One full litter of pigs could cover the transplantation of many vital organs, and in the right scenario, all of them would work.

Currently, pig organs are far too different from being accepted into the human body.

Our immune systems are designed to shut down anything that is not inherently part of our natural body, to begin with.

7 /10 Once More, With Heart

Although animal organs are too different and complex to be transplanted right now, smaller parts of animals can be used for life-saving procedures.

Cardiologists have included organic components, heart valves from cows and pigs, in their surgeries for years.

The organic structure is nearly identical aside from the DNA and can last longer than plastic or synthetics.

As much as we’ve developed in artificial body parts, they never match up exactly to natural biological material’s strength and versatility.

National Geographic

6 /10 Secrets Of The Cell

Creating Chimeras requires very delicate handling of the smallest existing parts of the animal.

The embryo of a developing lifeform is inserted with another’s cells, hoping that the developed cells of that one creature will be accepted, and the DNA will be blended to create a mix between the two.

Different species cannot procreate the traditional way, even with the help of science.

High tech labs and highly experienced scientists are required to fulfill the process.

5 /10 Stem Cell Miracles

Stem cells are formless cells that can become the same as the cells around them.

Since their discovery, stem cells have been offered as a solution to many problems.

They can potentially regrow entire organs within the body, and stem cells are produced naturally by basically all organisms on the planet.

However, harvesting them is very difficult, but they can serve as the bridgework to link two different creatures into one.

4 /10 Chimeric Organs

Researchers have already practiced on rats and mice, two incompatible but similar species, at the genetic level.

They have succeeded in making mice that can grow rat organs in their bodies, which, when transplanted into rats, function normally and allow them to live full adult lives.
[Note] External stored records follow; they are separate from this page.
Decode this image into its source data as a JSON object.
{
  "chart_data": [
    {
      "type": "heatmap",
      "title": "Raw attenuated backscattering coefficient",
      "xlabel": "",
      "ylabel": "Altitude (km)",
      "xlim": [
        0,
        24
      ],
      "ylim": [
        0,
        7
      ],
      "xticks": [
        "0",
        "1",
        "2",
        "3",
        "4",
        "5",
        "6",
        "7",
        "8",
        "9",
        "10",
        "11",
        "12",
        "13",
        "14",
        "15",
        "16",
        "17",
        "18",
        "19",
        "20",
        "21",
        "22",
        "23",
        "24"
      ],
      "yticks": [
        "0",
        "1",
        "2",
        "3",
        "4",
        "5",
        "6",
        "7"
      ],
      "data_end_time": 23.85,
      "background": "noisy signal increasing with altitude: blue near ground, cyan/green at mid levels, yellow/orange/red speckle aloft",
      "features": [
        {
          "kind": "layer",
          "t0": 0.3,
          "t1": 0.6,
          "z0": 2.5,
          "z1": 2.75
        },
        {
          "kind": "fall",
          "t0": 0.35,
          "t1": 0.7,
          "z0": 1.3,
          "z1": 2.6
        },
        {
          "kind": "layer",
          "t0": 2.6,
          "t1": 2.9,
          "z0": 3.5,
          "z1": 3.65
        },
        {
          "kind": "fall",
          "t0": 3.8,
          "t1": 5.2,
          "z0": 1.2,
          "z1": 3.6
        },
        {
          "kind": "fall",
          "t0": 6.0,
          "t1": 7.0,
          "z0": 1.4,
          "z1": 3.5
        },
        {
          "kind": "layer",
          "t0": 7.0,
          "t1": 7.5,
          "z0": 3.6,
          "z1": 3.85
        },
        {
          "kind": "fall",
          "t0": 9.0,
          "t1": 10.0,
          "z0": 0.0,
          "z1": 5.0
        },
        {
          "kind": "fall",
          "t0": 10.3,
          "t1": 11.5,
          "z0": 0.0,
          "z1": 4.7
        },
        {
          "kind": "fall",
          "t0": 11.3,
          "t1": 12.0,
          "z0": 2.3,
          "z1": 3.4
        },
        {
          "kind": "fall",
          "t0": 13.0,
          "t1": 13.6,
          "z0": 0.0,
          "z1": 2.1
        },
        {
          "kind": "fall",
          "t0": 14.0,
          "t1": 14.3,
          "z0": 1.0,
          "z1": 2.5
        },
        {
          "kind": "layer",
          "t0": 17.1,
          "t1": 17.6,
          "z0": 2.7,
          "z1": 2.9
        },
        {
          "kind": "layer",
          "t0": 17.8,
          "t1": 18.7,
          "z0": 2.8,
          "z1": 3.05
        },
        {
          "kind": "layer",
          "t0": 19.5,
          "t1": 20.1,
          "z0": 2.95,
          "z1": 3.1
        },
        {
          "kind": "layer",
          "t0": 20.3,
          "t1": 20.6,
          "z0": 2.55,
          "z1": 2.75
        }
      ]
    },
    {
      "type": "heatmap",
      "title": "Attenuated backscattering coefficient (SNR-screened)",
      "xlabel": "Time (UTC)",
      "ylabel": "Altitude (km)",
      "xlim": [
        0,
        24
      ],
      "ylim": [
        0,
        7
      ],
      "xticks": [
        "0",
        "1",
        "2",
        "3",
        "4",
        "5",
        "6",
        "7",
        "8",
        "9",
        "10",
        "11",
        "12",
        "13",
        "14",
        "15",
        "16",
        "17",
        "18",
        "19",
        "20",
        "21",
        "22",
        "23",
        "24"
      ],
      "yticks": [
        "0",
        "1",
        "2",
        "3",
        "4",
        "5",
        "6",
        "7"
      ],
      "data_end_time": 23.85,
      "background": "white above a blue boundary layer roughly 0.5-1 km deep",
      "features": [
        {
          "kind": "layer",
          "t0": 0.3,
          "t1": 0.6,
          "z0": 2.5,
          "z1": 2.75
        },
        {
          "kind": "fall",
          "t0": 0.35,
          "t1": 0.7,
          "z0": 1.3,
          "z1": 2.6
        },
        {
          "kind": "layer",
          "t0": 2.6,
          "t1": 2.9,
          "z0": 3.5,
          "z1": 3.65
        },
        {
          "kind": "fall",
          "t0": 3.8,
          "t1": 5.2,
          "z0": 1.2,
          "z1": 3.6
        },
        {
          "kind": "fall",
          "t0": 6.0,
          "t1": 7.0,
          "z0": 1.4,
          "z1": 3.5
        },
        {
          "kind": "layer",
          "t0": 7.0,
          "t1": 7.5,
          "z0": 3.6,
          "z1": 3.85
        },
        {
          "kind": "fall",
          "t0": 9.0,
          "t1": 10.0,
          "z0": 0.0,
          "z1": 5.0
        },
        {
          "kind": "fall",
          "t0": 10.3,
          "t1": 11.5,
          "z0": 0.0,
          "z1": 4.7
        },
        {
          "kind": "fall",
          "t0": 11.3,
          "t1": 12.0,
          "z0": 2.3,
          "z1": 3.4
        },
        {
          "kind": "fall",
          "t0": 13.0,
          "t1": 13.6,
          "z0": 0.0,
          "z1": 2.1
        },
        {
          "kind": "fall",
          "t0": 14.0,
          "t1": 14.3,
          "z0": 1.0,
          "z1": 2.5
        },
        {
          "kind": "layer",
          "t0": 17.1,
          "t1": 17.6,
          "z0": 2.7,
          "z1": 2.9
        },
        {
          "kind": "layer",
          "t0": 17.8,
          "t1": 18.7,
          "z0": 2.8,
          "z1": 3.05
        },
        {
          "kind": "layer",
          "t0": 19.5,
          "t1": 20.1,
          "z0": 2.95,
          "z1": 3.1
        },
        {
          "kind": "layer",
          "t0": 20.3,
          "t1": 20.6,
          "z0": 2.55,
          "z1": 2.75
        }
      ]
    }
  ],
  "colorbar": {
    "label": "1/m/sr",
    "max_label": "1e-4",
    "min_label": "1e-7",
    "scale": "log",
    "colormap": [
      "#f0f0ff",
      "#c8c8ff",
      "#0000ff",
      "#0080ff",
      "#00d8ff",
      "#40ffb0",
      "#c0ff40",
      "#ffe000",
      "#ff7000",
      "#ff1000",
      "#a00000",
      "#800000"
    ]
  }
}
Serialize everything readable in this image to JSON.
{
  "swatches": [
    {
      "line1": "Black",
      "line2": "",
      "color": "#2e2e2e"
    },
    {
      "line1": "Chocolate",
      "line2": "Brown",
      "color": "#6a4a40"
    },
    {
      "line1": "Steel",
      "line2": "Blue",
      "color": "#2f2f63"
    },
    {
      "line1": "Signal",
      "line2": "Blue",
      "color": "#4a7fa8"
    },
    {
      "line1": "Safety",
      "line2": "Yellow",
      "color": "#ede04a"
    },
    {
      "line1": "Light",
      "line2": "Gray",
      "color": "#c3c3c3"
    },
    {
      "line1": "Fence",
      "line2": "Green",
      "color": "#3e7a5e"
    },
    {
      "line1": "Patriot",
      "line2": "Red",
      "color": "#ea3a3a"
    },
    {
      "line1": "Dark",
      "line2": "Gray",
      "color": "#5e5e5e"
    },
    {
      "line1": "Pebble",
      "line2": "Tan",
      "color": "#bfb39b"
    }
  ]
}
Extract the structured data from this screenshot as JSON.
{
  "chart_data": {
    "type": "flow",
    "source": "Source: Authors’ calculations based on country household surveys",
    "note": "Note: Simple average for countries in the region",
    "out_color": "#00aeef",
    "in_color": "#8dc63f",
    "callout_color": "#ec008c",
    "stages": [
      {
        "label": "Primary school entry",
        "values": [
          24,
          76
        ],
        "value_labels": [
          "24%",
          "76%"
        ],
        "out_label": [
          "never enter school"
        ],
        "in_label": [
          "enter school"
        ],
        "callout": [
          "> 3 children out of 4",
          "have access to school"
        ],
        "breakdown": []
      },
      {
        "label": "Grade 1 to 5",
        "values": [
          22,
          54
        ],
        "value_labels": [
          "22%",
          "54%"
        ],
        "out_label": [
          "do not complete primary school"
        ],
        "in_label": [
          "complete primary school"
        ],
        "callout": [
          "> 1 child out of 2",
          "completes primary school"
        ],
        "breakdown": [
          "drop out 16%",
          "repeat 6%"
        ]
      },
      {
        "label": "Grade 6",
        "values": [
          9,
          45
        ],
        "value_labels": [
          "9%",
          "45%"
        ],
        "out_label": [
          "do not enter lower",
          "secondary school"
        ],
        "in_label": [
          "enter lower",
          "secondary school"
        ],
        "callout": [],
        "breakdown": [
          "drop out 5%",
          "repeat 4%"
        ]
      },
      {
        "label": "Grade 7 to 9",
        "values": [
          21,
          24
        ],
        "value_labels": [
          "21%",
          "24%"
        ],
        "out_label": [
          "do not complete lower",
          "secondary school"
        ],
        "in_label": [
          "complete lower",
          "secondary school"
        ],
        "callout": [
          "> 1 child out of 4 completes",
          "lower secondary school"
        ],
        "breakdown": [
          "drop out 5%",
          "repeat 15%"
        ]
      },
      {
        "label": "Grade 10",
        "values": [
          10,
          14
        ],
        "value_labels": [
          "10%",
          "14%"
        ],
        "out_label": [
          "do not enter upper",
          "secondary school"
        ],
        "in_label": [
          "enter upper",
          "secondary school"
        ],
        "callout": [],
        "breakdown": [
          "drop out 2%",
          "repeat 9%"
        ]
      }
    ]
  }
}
Pigs are genetically far more similar to humans than many suspects.

Although there are always closer options, pigs are easily the heartiest livestock to use for this revolutionary technique.

3 /10 That'll Do, For Now, Pig

The furthest that any research has gotten was successfully creating a surviving embryo that developed into a living pig with over 100,000 verified human cells inside it.

Which is next to nothing in the grand scheme, but it represents a start.

The affected organs were still more pig than human, which meant they were highly likely to be rejected under a transplant, and no one is willing to put up a human to test them out until they are 100% certified human-ready.

2 /10 Taboo

In the United States, human-animal gene splicing is ineligible for public funding and is generally seen as one step too far in the realm of science versus human sanctity.

The opinion of such a thing often invokes images of horrible monsters straight out of movies.

More commonly, genetic animal experiments in the past have drawn criticism from the results.

Animals that were experimented on at the cellular level develop much larger problems than they solve.

Cancer and rarer genetic disorders lead many lab rats to early death in the pursuit of prolonging human life.

1 /10 The Race For Organs

It’s estimated that 22 people die every day while on a waiting list for a new organ to replace one that is killing them.

Infections, diseases, genetic predispositions, and a host of other problems lead to this number increasing over time.

Despite the number of registered organ donors, the need outweighs the supply.

The hope for the future lies with the scientists and the pigs they study.

In time, we could have easy access to organs, leading to millions of lives saved each year.

And a side of bacon to help them heal.